As contas de Governo da Administração relativas ao ano de 2103, do prefeito cassado de Santo Antônio de Leverger, Valdir Ribeiro (PT), e que foram julgadas regulares pelo Tribunal de Contas do Estado de Mato Grosso – TCE, estão prontas para serem julgadas pela Câmara Municipal de Santo Antônio de Leverger.
Apesar do relatório do vereador, Adelmar Galio (PSDB), já estar pronto pra ser apresentado e lido em plenário, o que deveria acontecer na sessão especial da manhã desta quinta-feira (31), o processo não entrou em julgamento.
Ocorre que numa manobra de alguns vereadores oposicionistas ao ex-prefeito, a sessão foi esvaziada, não houve quórum (número suficiente de vereadores presentes no plenário), para que a sessão fosse aberta pelo presidente da Câmara Municipal, vereador Franklin Silva (PSDB). Somente quatro parlamentares estavam em plenário, o próprio presidente, o relator do processo, Adelmar Galio, Veraldo Cruz (PP) e Ugo Padilha (PMDB). Diante disso, o presidente marcou uma nova sessão que poderá ocorrer na próxima terça-feira (5).

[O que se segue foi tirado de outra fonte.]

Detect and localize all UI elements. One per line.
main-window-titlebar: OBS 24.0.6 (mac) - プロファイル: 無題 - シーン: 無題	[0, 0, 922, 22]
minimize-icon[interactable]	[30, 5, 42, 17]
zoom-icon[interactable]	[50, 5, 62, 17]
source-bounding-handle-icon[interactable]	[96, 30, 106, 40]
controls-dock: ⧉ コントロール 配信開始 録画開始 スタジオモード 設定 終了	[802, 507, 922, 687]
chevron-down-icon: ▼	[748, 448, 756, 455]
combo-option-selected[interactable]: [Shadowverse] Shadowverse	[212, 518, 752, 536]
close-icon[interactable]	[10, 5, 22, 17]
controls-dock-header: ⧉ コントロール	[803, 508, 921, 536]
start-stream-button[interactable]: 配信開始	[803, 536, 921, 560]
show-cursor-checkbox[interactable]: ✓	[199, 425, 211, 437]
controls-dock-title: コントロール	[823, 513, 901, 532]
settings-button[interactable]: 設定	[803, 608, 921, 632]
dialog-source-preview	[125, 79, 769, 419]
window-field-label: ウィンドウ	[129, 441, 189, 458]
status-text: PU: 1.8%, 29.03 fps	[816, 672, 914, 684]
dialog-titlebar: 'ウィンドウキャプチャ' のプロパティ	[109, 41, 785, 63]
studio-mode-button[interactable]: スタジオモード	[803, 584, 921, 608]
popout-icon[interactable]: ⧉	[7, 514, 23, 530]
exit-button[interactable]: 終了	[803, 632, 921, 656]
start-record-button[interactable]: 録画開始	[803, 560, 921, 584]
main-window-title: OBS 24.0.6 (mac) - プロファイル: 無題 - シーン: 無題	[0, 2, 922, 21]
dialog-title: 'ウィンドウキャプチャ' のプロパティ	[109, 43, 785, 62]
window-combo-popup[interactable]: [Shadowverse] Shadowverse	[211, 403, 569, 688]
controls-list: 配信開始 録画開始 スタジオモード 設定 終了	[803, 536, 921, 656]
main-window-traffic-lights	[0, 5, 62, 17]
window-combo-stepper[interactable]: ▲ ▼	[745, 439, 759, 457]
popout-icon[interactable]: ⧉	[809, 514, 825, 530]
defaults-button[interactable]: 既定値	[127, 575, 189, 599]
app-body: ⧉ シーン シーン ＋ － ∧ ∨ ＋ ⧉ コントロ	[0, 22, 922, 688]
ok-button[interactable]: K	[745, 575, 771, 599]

As duas contas (Governo e Gestão) haviam sido julgadas regulares, em julgamento do pleno do TCE-MT entre setembro e outubro de 2014.
Contas de Gestão
Geralmente é nas contas de gestão que o TCE-MT, detecta falhas, irregularidades e ilegalidades, pois o regime jurídico de Contas de Gestão alcança as contas prestadas ou tomadas dos administradores de recursos públicos, que nas gestões descentralizadas são os secretários do prefeito e dirigentes de outras instituições municipais. Esse regime impõe o julgamento técnico realizado em caráter definitivo pela Corte de Contas, consubstanciado em acórdão, que terá eficácia de título executivo, quando imputar débito (reparação de dano patrimonial) ou aplicar multa (punição).

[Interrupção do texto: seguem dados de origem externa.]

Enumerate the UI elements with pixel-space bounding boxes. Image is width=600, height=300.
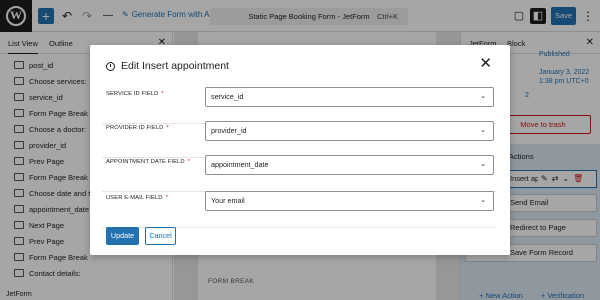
- form-row: PROVIDER ID FIELD * provider_id ⌄: [102, 121, 496, 158]
- close-icon[interactable]: ✕: [479, 56, 492, 71]
- modal-header: Edit Insert appointment: [106, 60, 229, 72]
- provider-id-select[interactable]: provider_id ⌄: [205, 121, 494, 141]
- required-mark: *: [161, 91, 164, 97]
- service-id-select[interactable]: service_id ⌄: [205, 87, 494, 107]
- modal-title: Edit Insert appointment: [121, 60, 229, 72]
- edit-action-modal: Edit Insert appointment ✕ SERVICE ID FIE…: [90, 45, 510, 255]
- select-value: provider_id: [211, 126, 247, 135]
- update-button[interactable]: Update: [106, 227, 139, 245]
- clock-icon: [106, 61, 115, 71]
- cancel-button[interactable]: Cancel: [145, 227, 176, 245]
- chevron-down-icon: ⌄: [480, 161, 486, 168]
- field-label: APPOINTMENT DATE FIELD *: [106, 158, 190, 166]
- field-label-text: APPOINTMENT DATE FIELD: [106, 159, 185, 165]
- select-value: appointment_date: [211, 160, 269, 169]
- form-row: APPOINTMENT DATE FIELD * appointment_date…: [102, 155, 496, 192]
- field-label-text: USER E-MAIL FIELD: [106, 195, 163, 201]
- required-mark: *: [166, 125, 169, 131]
- chevron-down-icon: ⌄: [480, 197, 486, 204]
- chevron-down-icon: ⌄: [480, 93, 486, 100]
- appointment-date-select[interactable]: appointment_date ⌄: [205, 155, 494, 175]
- user-email-select[interactable]: Your email ⌄: [205, 191, 494, 211]
- required-mark: *: [165, 195, 168, 201]
- field-label: SERVICE ID FIELD *: [106, 90, 164, 98]
- chevron-down-icon: ⌄: [480, 127, 486, 134]
- select-value: service_id: [211, 92, 244, 101]
- field-label: USER E-MAIL FIELD *: [106, 194, 168, 202]
- select-value: Your email: [211, 196, 245, 205]
- field-label-text: PROVIDER ID FIELD: [106, 125, 164, 131]
- form-row: USER E-MAIL FIELD * Your email ⌄: [102, 191, 496, 228]
- field-label: PROVIDER ID FIELD *: [106, 124, 169, 132]
- field-label-text: SERVICE ID FIELD: [106, 91, 159, 97]
- form-row: SERVICE ID FIELD * service_id ⌄: [102, 87, 496, 124]
- required-mark: *: [187, 159, 191, 165]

O Tribunal tem a competência exclusiva de examinar os aspetos jurídicos ligados ao efetivo processamento das despesas, isto é, ligados aos atos de gestão, de onde recebe sua denominação, aspectos esses previstos na Lei nº 4.320/64
Contas de Governo
As Contas de Governo de um prefeito, verifica principalmente se os percentuais constitucionais foram aplicados corretamente em áreas como educação, saúde e gasto com pessoal. Ou seja, o Tribunal verifica se o prefeito aplicou em educação pelo menos 25% dos impostos arrecadados e transferidos; o mesmo ocorrendo em relação a área de saúde cujo percentual mínimo é de 15% dos impostos arrecadados e transferidos.

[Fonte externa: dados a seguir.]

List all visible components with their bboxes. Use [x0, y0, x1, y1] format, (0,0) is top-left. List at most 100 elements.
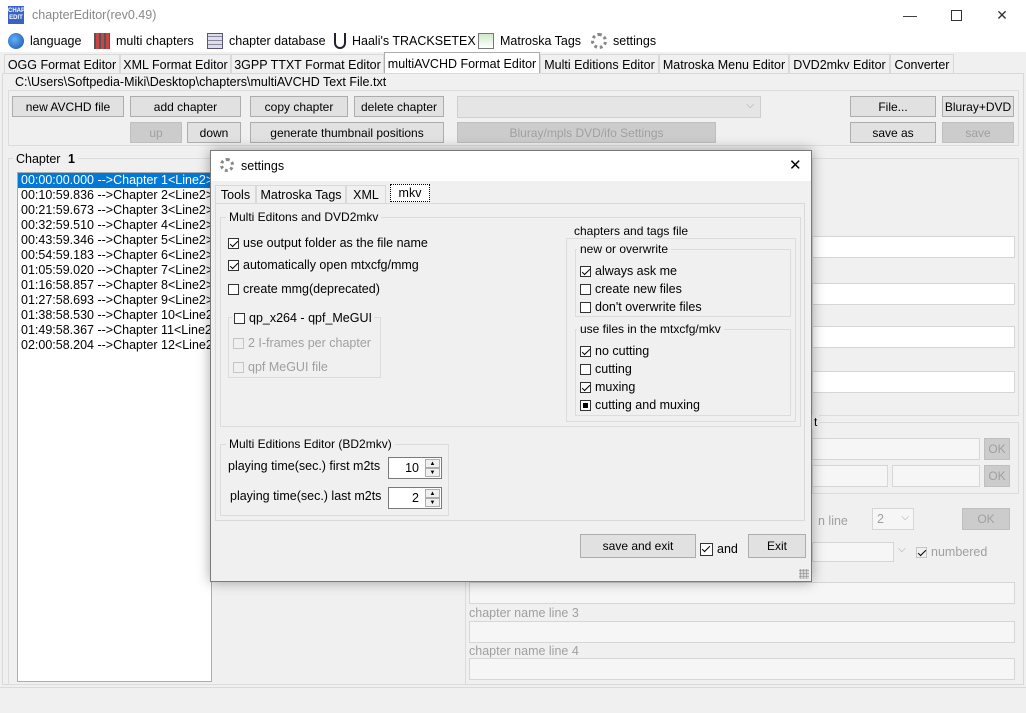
chapter-list-item[interactable]: 01:38:58.530 -->Chapter 10<Line2> — [18, 308, 211, 323]
numbered-checkbox[interactable]: numbered — [916, 545, 987, 559]
chapter-field-1[interactable] — [812, 236, 1015, 258]
output-field-3[interactable] — [892, 465, 980, 487]
resize-grip-icon[interactable] — [799, 569, 809, 579]
menu-settings[interactable]: settings — [591, 30, 656, 52]
chapter-list[interactable]: 00:00:00.000 -->Chapter 1<Line2> 00:10:59… — [17, 172, 212, 682]
dialog-tab-tools[interactable]: Tools — [215, 185, 256, 203]
chapter-name-line-3-field[interactable] — [469, 621, 1015, 643]
always-ask-checkbox[interactable]: always ask me — [580, 264, 677, 278]
copy-chapter-button[interactable]: copy chapter — [250, 96, 348, 117]
qp-x264-checkbox[interactable]: qp_x264 - qpf_MeGUI — [232, 311, 374, 325]
use-output-folder-checkbox[interactable]: use output folder as the file name — [228, 236, 428, 250]
line-count-value: 2 — [877, 512, 884, 526]
new-avchd-file-button[interactable]: new AVCHD file — [12, 96, 124, 117]
no-cutting-checkbox[interactable]: no cutting — [580, 344, 649, 358]
output-field-1[interactable] — [812, 438, 980, 460]
output-ok-button-1[interactable]: OK — [984, 438, 1010, 460]
chapter-field-4[interactable] — [812, 371, 1015, 393]
tab-multi-editions-editor[interactable]: Multi Editions Editor — [540, 54, 659, 74]
up-button[interactable]: up — [130, 122, 182, 143]
chapter-list-item[interactable]: 00:10:59.836 -->Chapter 2<Line2> — [18, 188, 211, 203]
create-new-files-label: create new files — [595, 282, 682, 296]
chapter-list-item[interactable]: 01:05:59.020 -->Chapter 7<Line2> — [18, 263, 211, 278]
dialog-tab-matroska-tags[interactable]: Matroska Tags — [256, 185, 346, 203]
save-and-exit-button[interactable]: save and exit — [580, 534, 696, 558]
chapter-list-item[interactable]: 00:00:00.000 -->Chapter 1<Line2> — [18, 173, 211, 188]
new-overwrite-label: new or overwrite — [577, 242, 672, 256]
add-chapter-button[interactable]: add chapter — [130, 96, 241, 117]
bluray-dvd-button[interactable]: Bluray+DVD — [942, 96, 1014, 117]
multi-editions-dvd2mkv-label: Multi Editons and DVD2mkv — [226, 210, 382, 224]
chapter-name-line-4-field[interactable] — [469, 658, 1015, 680]
output-ok-button-2[interactable]: OK — [984, 465, 1010, 487]
save-as-button[interactable]: save as — [850, 122, 936, 143]
exit-button[interactable]: Exit — [748, 534, 806, 558]
qpf-megui-file-checkbox[interactable]: qpf MeGUI file — [233, 360, 328, 374]
close-icon: ✕ — [996, 6, 1008, 23]
chapter-list-item[interactable]: 01:49:58.367 -->Chapter 11<Line2> — [18, 323, 211, 338]
create-mmg-checkbox[interactable]: create mmg(deprecated) — [228, 282, 380, 296]
chapter-list-item[interactable]: 02:00:58.204 -->Chapter 12<Line2> — [18, 338, 211, 353]
dialog-tab-mkv[interactable]: mkv — [390, 184, 430, 202]
line-count-dropdown[interactable]: 2 ⌵ — [872, 508, 914, 530]
database-table-icon — [207, 33, 223, 49]
tab-matroska-menu-editor[interactable]: Matroska Menu Editor — [659, 54, 789, 74]
dont-overwrite-checkbox[interactable]: don't overwrite files — [580, 300, 702, 314]
line-count-ok-button[interactable]: OK — [962, 508, 1010, 530]
tab-converter[interactable]: Converter — [890, 54, 954, 74]
chapter-name-line-2-field[interactable] — [469, 582, 1015, 604]
create-new-files-box — [580, 283, 591, 295]
muxing-checkbox[interactable]: muxing — [580, 380, 635, 394]
chapter-list-item[interactable]: 00:21:59.673 -->Chapter 3<Line2> — [18, 203, 211, 218]
output-field-2[interactable] — [812, 465, 888, 487]
status-bar — [0, 687, 1026, 713]
tab-multiavchd-format-editor[interactable]: multiAVCHD Format Editor — [384, 52, 540, 74]
and-label: and — [717, 542, 738, 556]
last-m2ts-spinner[interactable]: 2 ▲ ▼ — [388, 487, 442, 509]
cutting-checkbox[interactable]: cutting — [580, 362, 632, 376]
menu-language[interactable]: language — [8, 30, 81, 52]
auto-open-checkbox[interactable]: automatically open mtxcfg/mmg — [228, 258, 419, 272]
dialog-tab-xml[interactable]: XML — [346, 185, 386, 203]
spin-up-icon[interactable]: ▲ — [425, 459, 440, 468]
spin-up-icon[interactable]: ▲ — [425, 489, 440, 498]
file-button[interactable]: File... — [850, 96, 936, 117]
cutting-and-muxing-checkbox[interactable]: cutting and muxing — [580, 398, 700, 412]
chapter-group-label: Chapter 1 — [13, 152, 78, 166]
close-icon[interactable]: ✕ — [789, 156, 802, 174]
chapter-field-3[interactable] — [812, 326, 1015, 348]
menu-multi-chapters[interactable]: multi chapters — [94, 30, 194, 52]
bluray-mpls-settings-button[interactable]: Bluray/mpls DVD/ifo Settings — [457, 122, 716, 143]
menu-matroska-tags[interactable]: Matroska Tags — [478, 30, 581, 52]
chapter-list-item[interactable]: 00:54:59.183 -->Chapter 6<Line2> — [18, 248, 211, 263]
no-cutting-box — [580, 345, 591, 357]
down-button[interactable]: down — [187, 122, 241, 143]
chapter-list-item[interactable]: 00:43:59.346 -->Chapter 5<Line2> — [18, 233, 211, 248]
language-dropdown[interactable] — [812, 542, 894, 562]
close-window-button[interactable]: ✕ — [979, 0, 1025, 30]
chapter-list-item[interactable]: 01:27:58.693 -->Chapter 9<Line2> — [18, 293, 211, 308]
tab-xml-format-editor[interactable]: XML Format Editor — [120, 54, 231, 74]
delete-chapter-button[interactable]: delete chapter — [354, 96, 444, 117]
menu-chapter-database[interactable]: chapter database — [207, 30, 326, 52]
spin-down-icon[interactable]: ▼ — [425, 468, 440, 477]
avchd-selector-dropdown[interactable]: ⌵ — [457, 96, 761, 118]
create-new-files-checkbox[interactable]: create new files — [580, 282, 682, 296]
menu-haali-tracksetex[interactable]: Haali's TRACKSETEX — [334, 30, 476, 52]
iframes-checkbox[interactable]: 2 I-frames per chapter — [233, 336, 371, 350]
spin-down-icon[interactable]: ▼ — [425, 498, 440, 507]
save-button[interactable]: save — [942, 122, 1014, 143]
numbered-label: numbered — [931, 545, 988, 559]
chapter-list-item[interactable]: 01:16:58.857 -->Chapter 8<Line2> — [18, 278, 211, 293]
tab-dvd2mkv-editor[interactable]: DVD2mkv Editor — [789, 54, 890, 74]
minimize-button[interactable]: — — [887, 0, 933, 30]
first-m2ts-spinner[interactable]: 10 ▲ ▼ — [388, 457, 442, 479]
chapter-field-2[interactable] — [812, 283, 1015, 305]
tab-ogg-format-editor[interactable]: OGG Format Editor — [4, 54, 120, 74]
chapter-list-item[interactable]: 00:32:59.510 -->Chapter 4<Line2> — [18, 218, 211, 233]
maximize-button[interactable] — [933, 0, 979, 30]
and-checkbox[interactable]: and — [700, 542, 738, 556]
globe-icon — [8, 33, 24, 49]
generate-thumbnail-positions-button[interactable]: generate thumbnail positions — [250, 122, 444, 143]
tab-3gpp-ttxt-format-editor[interactable]: 3GPP TTXT Format Editor — [231, 54, 384, 74]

Outros pontos de controle importantes são: se a prefeitura não ultrapassou o limite constitucional de 54% da Receita Corrente Líquida com pagamento de pessoal; e se houve aplicação regular do Fundeb, ou seja, 60% do total dos recursos do Fundeb têm de ser gastos com pagamento da remuneração dos professores do Magistério que atuam na educação básica. No caso municipal, a educação básica abrange a educação infantil e o ensino fundamental.
CÂMARA MUNICIPAL
O regime jurídico de Contas de Governo é exclusivo para a gestão política do Chefe do Poder Executivo e prevê o julgamento político levado a efeito pelos vereadores, mediante auxílio técnico do TCE-MT, que emite parecer prévio à Câmara Municipal, recomendando que as contas sejam aprovadas ou reprovadas. Entretanto, o parecer do TCE-MT só pode ser mudado com dois terços dos votos dos vereadores (8 vereadores).